That’s what the plate on the front of the car said as we passed each other at an intersection recently. At least that’s what I think it said. I was only able to get a quick glance at it.
Assuming that is what it said, what a great thing to put on a license plate! Four small words (symbols), but what a huge message! Are there any of us who wouldn’t benefit from knowing someone was on our side?
It made me think about two professors I had in college. One was the head of the history department. If you looked up the work “acerbic” in the dictionary, I’m fairly certain you’d find his picture there. His class was supposed to be the start of my collegiate experience. As things worked out (or more accurately didn’t work out), I got confused reading my schedule and ended up missing it.

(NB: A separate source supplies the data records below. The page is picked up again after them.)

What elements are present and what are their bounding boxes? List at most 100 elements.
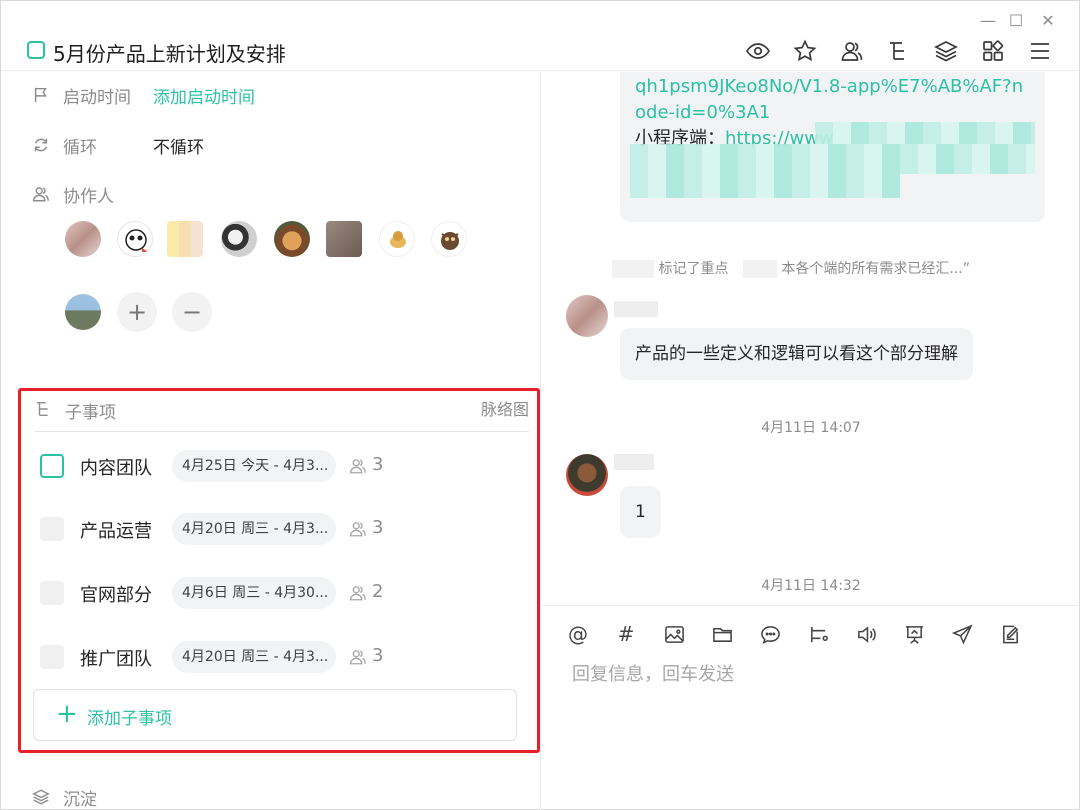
redacted-content [630, 144, 1035, 174]
avatar[interactable] [65, 294, 101, 330]
star-icon[interactable] [790, 37, 820, 65]
subtasks-header: 子事项 脉络图 [35, 394, 529, 432]
avatar[interactable] [566, 454, 608, 496]
subtask-row[interactable]: 产品运营 4月20日 周三 - 4月3... 3 [37, 512, 527, 548]
subtask-row[interactable]: 内容团队 4月25日 今天 - 4月3... 3 [37, 449, 527, 485]
collaborators-field: 协作人 [31, 179, 153, 209]
repeat-value[interactable]: 不循环 [153, 133, 204, 158]
voice-icon[interactable] [854, 622, 878, 646]
presentation-icon[interactable] [902, 622, 926, 646]
subtask-checkbox[interactable] [40, 454, 64, 478]
system-note: 标记了重点 本各个端的所有需求已经汇...” [612, 258, 970, 278]
chat-panel: qh1psm9JKeo8No/V1.8-app%E7%AB%AF?node-id… [542, 72, 1080, 810]
subtask-name: 推广团队 [80, 649, 152, 670]
menu-icon[interactable] [1025, 37, 1055, 65]
at-icon[interactable]: @ [566, 622, 590, 646]
plus-icon: + [56, 699, 78, 729]
image-icon[interactable] [662, 622, 686, 646]
message-link[interactable]: qh1psm9JKeo8No/V1.8-app%E7%AB%AF?node-id… [635, 74, 1030, 126]
subtask-member-count: 3 [372, 645, 384, 666]
repeat-field: 循环 不循环 [31, 130, 204, 160]
avatar[interactable] [379, 221, 415, 257]
subtask-date-range[interactable]: 4月20日 周三 - 4月3... [172, 641, 336, 673]
start-time-field: 启动时间 添加启动时间 [31, 80, 255, 110]
eye-icon[interactable] [743, 37, 773, 65]
subtask-name: 官网部分 [80, 585, 152, 606]
redacted-name [612, 260, 654, 278]
message-timestamp: 4月11日 14:07 [761, 420, 861, 436]
add-start-time-link[interactable]: 添加启动时间 [153, 83, 255, 108]
chat-bubble-icon[interactable] [758, 622, 782, 646]
sender-name [614, 454, 654, 470]
subtask-name: 内容团队 [80, 458, 152, 479]
add-collaborator-button[interactable]: + [117, 292, 157, 332]
marked-important-text: 标记了重点 [658, 261, 729, 277]
subtask-tree-icon[interactable] [884, 37, 914, 65]
task-complete-checkbox[interactable] [27, 41, 45, 59]
avatar[interactable] [65, 221, 101, 257]
subtask-checkbox[interactable] [40, 517, 64, 541]
repeat-icon [31, 135, 51, 155]
subtask-member-count: 3 [372, 517, 384, 538]
folder-icon[interactable] [710, 622, 734, 646]
subtask-row[interactable]: 推广团队 4月20日 周三 - 4月3... 3 [37, 640, 527, 676]
message-bubble: qh1psm9JKeo8No/V1.8-app%E7%AB%AF?node-id… [620, 72, 1045, 222]
redacted-content [815, 122, 1035, 144]
page-title: 5月份产品上新计划及安排 [53, 42, 286, 66]
maximize-button[interactable]: ☐ [1005, 9, 1027, 31]
subtask-member-count: 3 [372, 454, 384, 475]
message-bubble: 1 [620, 486, 661, 538]
layers-icon[interactable] [931, 37, 961, 65]
message-composer: @ # [542, 605, 1080, 810]
people-icon [349, 648, 367, 666]
subtask-date-range[interactable]: 4月6日 周三 - 4月30... [172, 577, 336, 609]
people-icon [349, 584, 367, 602]
repeat-label: 循环 [63, 137, 97, 158]
remove-collaborator-button[interactable]: − [172, 292, 212, 332]
title-bar: 5月份产品上新计划及安排 [1, 31, 1080, 71]
subtask-tree-icon [35, 400, 55, 420]
subtask-checkbox[interactable] [40, 645, 64, 669]
add-subtask-button[interactable]: + 添加子事项 [33, 689, 517, 741]
add-subtask-label: 添加子事项 [87, 709, 172, 729]
subtasks-section: 子事项 脉络图 内容团队 4月25日 今天 - 4月3... 3 产品运营 4月… [18, 388, 540, 753]
redacted-name [742, 260, 777, 278]
subtask-name: 产品运营 [80, 521, 152, 542]
message-bubble: 产品的一些定义和逻辑可以看这个部分理解 [620, 328, 973, 380]
note-edit-icon[interactable] [998, 622, 1022, 646]
subtask-member-count: 2 [372, 581, 384, 602]
subtask-date-range[interactable]: 4月25日 今天 - 4月3... [172, 450, 336, 482]
start-time-label: 启动时间 [63, 87, 131, 108]
avatar[interactable] [326, 221, 362, 257]
subtask-row[interactable]: 官网部分 4月6日 周三 - 4月30... 2 [37, 576, 527, 612]
avatar[interactable] [167, 221, 203, 257]
sediment-field[interactable]: 沉淀 [31, 784, 153, 810]
message-timestamp: 4月11日 14:32 [761, 578, 861, 594]
mindmap-link[interactable]: 脉络图 [481, 396, 529, 420]
members-icon[interactable] [837, 37, 867, 65]
people-icon [349, 457, 367, 475]
close-button[interactable]: ✕ [1037, 9, 1059, 31]
avatar[interactable] [566, 295, 608, 337]
quoted-text: 本各个端的所有需求已经汇...” [781, 261, 970, 277]
avatar[interactable] [117, 221, 153, 257]
hashtag-icon[interactable]: # [614, 622, 638, 646]
subtask-icon[interactable] [806, 622, 830, 646]
subtask-checkbox[interactable] [40, 581, 64, 605]
send-plane-icon[interactable] [950, 622, 974, 646]
flag-icon [31, 85, 51, 105]
subtask-date-range[interactable]: 4月20日 周三 - 4月3... [172, 513, 336, 545]
task-details-panel: 启动时间 添加启动时间 循环 不循环 协作人 + − 子事项 脉络图 内容团队 … [1, 72, 541, 810]
collaborators-label: 协作人 [63, 186, 114, 207]
people-icon [31, 184, 51, 204]
avatar[interactable] [221, 221, 257, 257]
avatar[interactable] [431, 221, 467, 257]
avatar[interactable] [274, 221, 310, 257]
reply-input[interactable] [572, 664, 1052, 685]
task-detail-window: — ☐ ✕ 5月份产品上新计划及安排 启动时间 添加启动时间 循环 不循环 协作… [0, 0, 1080, 810]
composer-toolbar: @ # [566, 622, 1022, 646]
people-icon [349, 520, 367, 538]
apps-icon[interactable] [978, 37, 1008, 65]
subtasks-title: 子事项 [65, 403, 116, 423]
minimize-button[interactable]: — [977, 9, 999, 31]
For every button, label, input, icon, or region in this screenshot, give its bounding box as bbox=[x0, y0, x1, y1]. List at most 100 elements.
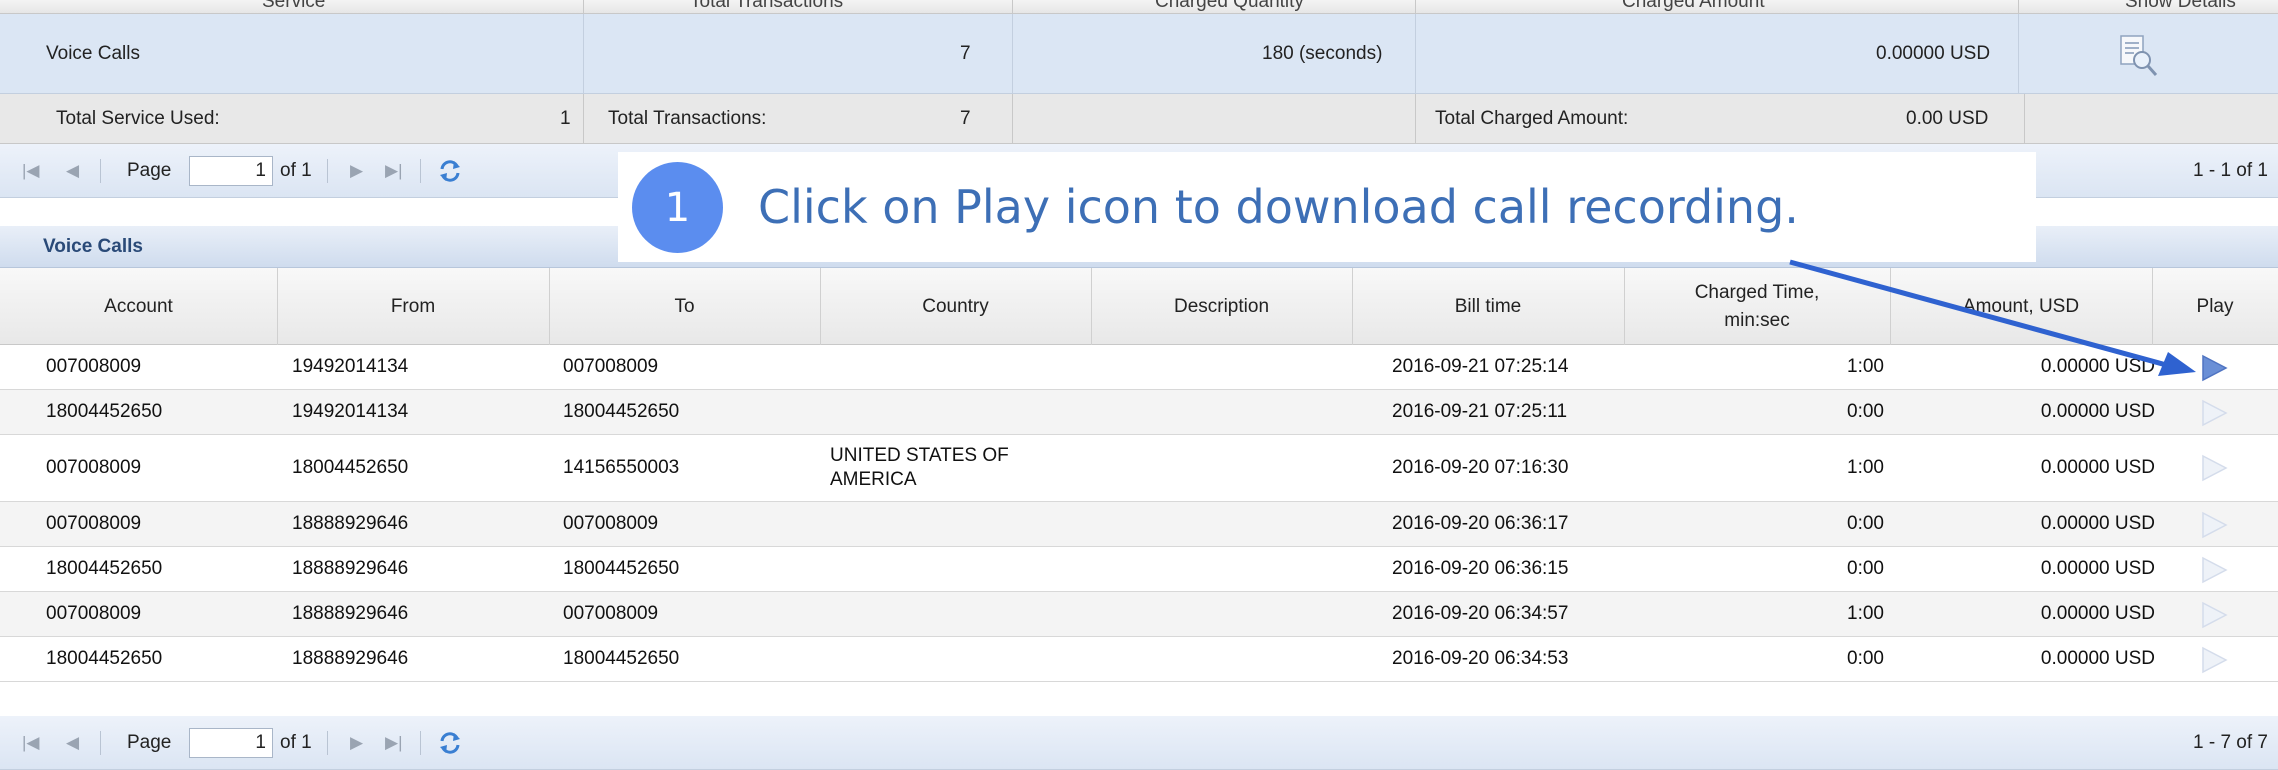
cell-bill-time: 2016-09-20 06:34:53 bbox=[1392, 648, 1569, 669]
cell-from: 19492014134 bbox=[292, 356, 409, 377]
table-row[interactable]: 18004452650 18888929646 18004452650 2016… bbox=[0, 637, 2278, 682]
total-service-used-value: 1 bbox=[560, 108, 571, 129]
cell-to: 007008009 bbox=[563, 513, 659, 534]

When I realized what had happened, I tracked the professor down and asked, “If I had missed anything important” (right idea, wrong wording!). Things kind of went downhill after that.
This particular professor loved to say and do things to intimidate his students. Humiliation and embarrassment were two of his favorite teaching techniques. On one occasion, he asked who was a Christian. I raised my hand along with one other person. From that time on, all of his comments and observations about the Christian faith were served up directly to us. And of course, we were always given the role of answering for everything that had been done in the name of Christianity. On another occasion, my grandmother died and we had to go out of state for her funeral. Since that involved missing a class, the professor asked me to bring a copy of the obituary when I returned to show I wasn’t making the story up. A consummate believer in his fellow man, this man was.
Most of all, I remember exam days. Everyone in the class would be experiencing test anxiety when he would somberly walk into the room proclaiming, “Remember, the weak die along the way.” It was the closest thing we had to a class motto. Anyway, the class was composed mostly of freshman like myself and we were easy prey for his tactics. Perhaps he was just kidding, but I (and I think just about everyone else), took him very seriously. With him, you never felt like you had anything other than an adversarial relationship. He never came across as being for you.
The other professor was the former head of the history department. By luck of the draw, she was also my academic adviser. She was semi-retired and beginning to experience a slight deterioration in her health. But before you get the idea that she was just some grandmotherly pushover, remember, grandmotherly types do not head history departments! One student who was in her senior seminar class found this out the hard way. He failed to have his thesis completed on time and she simply locked him in the seminar room until he was finished. (We heard he was there all night and part of the next day).
However, where this professor differed from the first professor was in this important area: you knew she was on your side. She made you work hard—harder than the other professor, but you were willing to do it and you did better work because you wanted to please her. Do you know what her motto was? It was, “You have an ‘A’ in my class until you prove otherwise.”
Our Father is like that. Even when He is judicially against us because of our sin, He is for us. Romans 5:8 says, “But God demonstrates his own love for us in this: While we were still sinners, Christ died for us.” The cross spans the centuries to say, “I am for you!”
Whatever else is true in life, God is for you. Remember that. It’s something you can build your life upon.